One subsequent step could be to use the new variable in a \(\chi^2\) test:

xchisq.test(tip_gruppe ~ sex, data = tips)
#> 
#>  Pearson's Chi-squared test
#> 
#> data:  tally(x, data = data)
#> X-squared = 1.7171, df = 3, p-value = 0.6331
#> 
#>    16       35   
#> (18.18)  (32.82) 
#> [0.262]  [0.145] 
#> <-0.51>  < 0.38> 
#>    
#>     0        2   
#> ( 0.71)  ( 1.29) 
#> [0.713]  [0.395] 
#> <-0.84>  < 0.63> 
#>    
#>    54       92   
#> (52.06)  (93.94) 
#> [0.072]  [0.040] 
#> < 0.27>  <-0.20> 
#>    
#>    17       28   
#> (16.05)  (28.95) 
#> [0.057]  [0.031] 
#> < 0.24>  <-0.18> 
#>    
#> key:
#>  observed
#>  (expected)
#>  [contribution to X-squared]
#>  <Pearson residual>

Similarly, use case_when for nominal variables:

tips <- tips %>% 
  mutate(weekend = case_when(
    day == "Fri" ~ "weekend",
    day == "Sat" ~ "weekend",
    TRUE ~ "keep on working"
  ))

Note that TRUE indicates “else do …”, in this case read “else ‘weekend’ is ‘keep on working’”.

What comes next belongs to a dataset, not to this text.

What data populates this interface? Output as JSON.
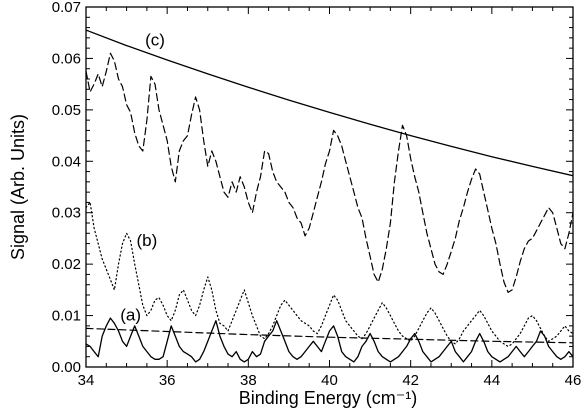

A convinient way to bin several values (such as “Fri”, “Sat”) into one (such as “weekend”) is the %in operator:

tips <- tips %>% 
  mutate(weekend = case_when(
    day %in% c("Fri", "Sat") ~ "weekend",
    TRUE ~ "keep on working"
  ))

Another convenient way is using rec from the r package sjmisc:

library(sjmisc)
tips <- rec(tips, day,
            rec = "Fri=Weekend; Sat=Weekend; else = keep_working")

count(tips, day_r)
#> # A tibble: 2 x 2
#>   day_r            n
#>   <fct>        <int>
#> 1 keep_working   138
#> 2 Weekend        106

Note that a new, recoded variable is appended using the suffix _r. See:

glimpse(tips)
#> Observations: 244
#> Variables: 10
#> $ total_bill <dbl> 16.99, 10.34, 21.01, 23.68, 24.59, 25.29, 8.77, 26....
#> $ tip        <dbl> 1.01, 1.66, 3.50, 3.31, 3.61, 4.71, 2.00, 3.12, 1.9...
#> $ sex        <fct> Female, Male, Male, Male, Female, Male, Male, Male,...
#> $ smoker     <fct> No, No, No, No, No, No, No, No, No, No, No, No, No,...
#> $ day        <fct> Sun, Sun, Sun, Sun, Sun, Sun, Sun, Sun, Sun, Sun, S...
#> $ time       <fct> Dinner, Dinner, Dinner, Dinner, Dinner, Dinner, Din...
#> $ size       <int> 2, 3, 3, 2, 4, 4, 2, 4, 2, 2, 2, 4, 2, 4, 2, 2, 3, ...
#> $ tip_gruppe <chr> "scrooge", "scrooge", "ok", "ok", "ok", "generous",...
#> $ weekend    <chr> "keep on working", "keep on working", "keep on work...
#> $ day_r      <fct> keep_working, keep_working, keep_working, keep_work...

Note that the pipe will work too:

tips <- tips %>% 
  rec(day,
      rec = "Fri=Weekend; Sat=Weekend; else = keep_working")

rec is convenient as one does not need to use mutate.

Use ?rec for more infos.

The good thing on both ways (case_when and rec) is that both functions can be used both for recoding and some binning purposes.